Un Gatsby comunque Grande per Baz Luhrmann

Avevo molto timore a vedere The Great Gatsby, dopo Australia il mezzo flop che aveva seguito uno dei miei film preferiti di tutta la storia del cinema: Moulin Rouge. Avevo paura perché il trailer riverberava un tentativo di ricreare proprio quelle stesse atmosfere, quel fragore sfrigolante, pareva quasi chiedere scusa della sua precedente piatta diserzione. E che un genio come Luhrmann facesse il verso a se stesso mi intristiva, irritava.
Senza voler leggere nessuna recensione sul film, sentendone solo un’eco di vento negativa, sono andata a vederlo in versione 3D; tanto valeva – in caso – farsi del male fino in fondo.

Così è stato, in un certo senso: un film con almeno due grossi difetti; eppure, anche un grande film, comunque. Un film che fa flettere e riflettere, e che – rispetto al suo famoso predecessore diretto da Jack Clayton con protagonista Robert Redford – conserva molto più un legame visivo-emblematico con la fisicità del romanzo di Scott Fitzgerald, pur prendendosi alcune libertà sul testo; ed è molto più profondo nello scavo dei personaggi, forse anche perché, sorprendentemente, si appoggia di meno sulla fotografia e la patinatura delle immagini, lavorando più su dialoghi e recitazione.
Ma togliamoci prima di torno i difetti, che non sono pochi. Prima di tutto, è totalmente vero che questo film scimmiotti eccessivamente Moulin Rouge. L’utilizzo della musica nelle sottolineature anche di certi passaggi di montaggio è identico, così come certi movimenti di macchina, certi effetti di fast forward con blocco finale di inquadratura, come alcuni ralenti, sono copia carbone di se stessi, quasi delle autocitazioni da quanto sono evidenti, così come lo sono certi cromatismi spinti o alcune situazioni giocate sul filo dell’assurdo (forse un po’ fuori tema rispetto al romanzo) che si sarebbero potute tranquillamente tagliare. Dieci-quindici minuti in meno avrebbero credo reso questa pellicola migliore, più intensa e serrata.
Altro punto debole il 3D che, tolto qualche effetto vibrante di neve/pioggia all’inizio, e pochi altri passaggi, era invadente nella fotografia: la necessità continua (soprattutto all’inizio di ogni scena) di inserire una “quinta” nell’inquadratura per motivarne l’uso finisce per rendere molti passaggi identici, ripetitivi, stancanti.

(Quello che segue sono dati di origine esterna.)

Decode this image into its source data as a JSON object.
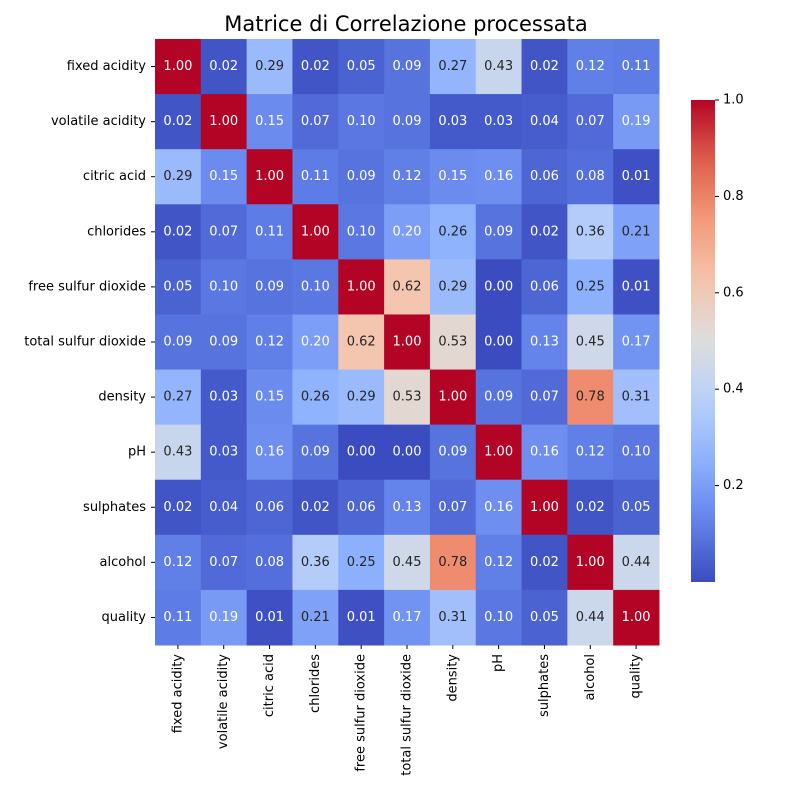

Difficile poi comprendere la scelta di un ragazzone piatto come Tobey Maguire per un ruolo così chiave, accanto al migliore attore di Hollywood, o forse il miglior attore e basta, un Di Caprio che senza farsi neanche più accorgere di quanto è bravo riesce a dare ogni sfumatura dal bianco candito al nero inchiostro a un personaggio complesso come Jay Gatsby.
Ed è su questo che il film si riscatta dai suoi difetti e decolla: per le scene in cui, tolti gli orpelli inutili, lavora sui personaggi rendendoli molto più veri e tridimensionali dell’inutile 3D. Rispetto alla versione di Jack Clayton del 1974, sono molto più chiari e definiti i sentimenti, le aspettative e i ruoli emozionali e umani di ciascuno dei personaggi. Infatti se nella versione con Redford la protagonista femminile Daisy era resa in modo molto ambiguo e scipito da Mia Farrow, qui è finalmente chiaro che nel fallimento dell’incontro tra Jay e Daisy (Carey Mulligan, a tratti intensa) le responsabilità siano da entrambe le parti. Daisy si tira indietro perché Jay non sa accettare la realtà delle cose, non la ama per quella che lei è, vuole solo che lei aderisca a un modello che lui ha creato, pretendendo che si comporti esattamente come lui l’ha desiderata, sognata, immaginata. Un prodotto di fantasia, non una donna vera. Esige che lei dica al suo rozzo marito Tom (ben interpretato da Joel Edgerton) che non l’ha mai amato: la pone come condizione per l’inizio della loro storia, vuole “ripetere il passato” e lo ammette. Come se la sua volontà potesse essere dettare legge all’universo.
Perché, come dice Nick Carraway/Tobey Maguire “Gatsby, he had an extraordinary sense of hope”: una “speranza” che è una molla quasi ottusa, caparbia, imperiosa, in un personaggio che resta però così schizofrenico, così “potente” nella sua ricchezza mafiosa ma al contempo così infantile e fragile nella sua impossibilità ad arrendersi. La modulazione vocale di Di Caprio è veramente dosata in modo perfetto, e nonostante il doppiaggio sia molto buono, non può nel suo caso che perdere molte sfumature rispetto all’originale. Un altro motivo per preferire la versione in inglese con i sottotitoli rispetto a quella in 3D.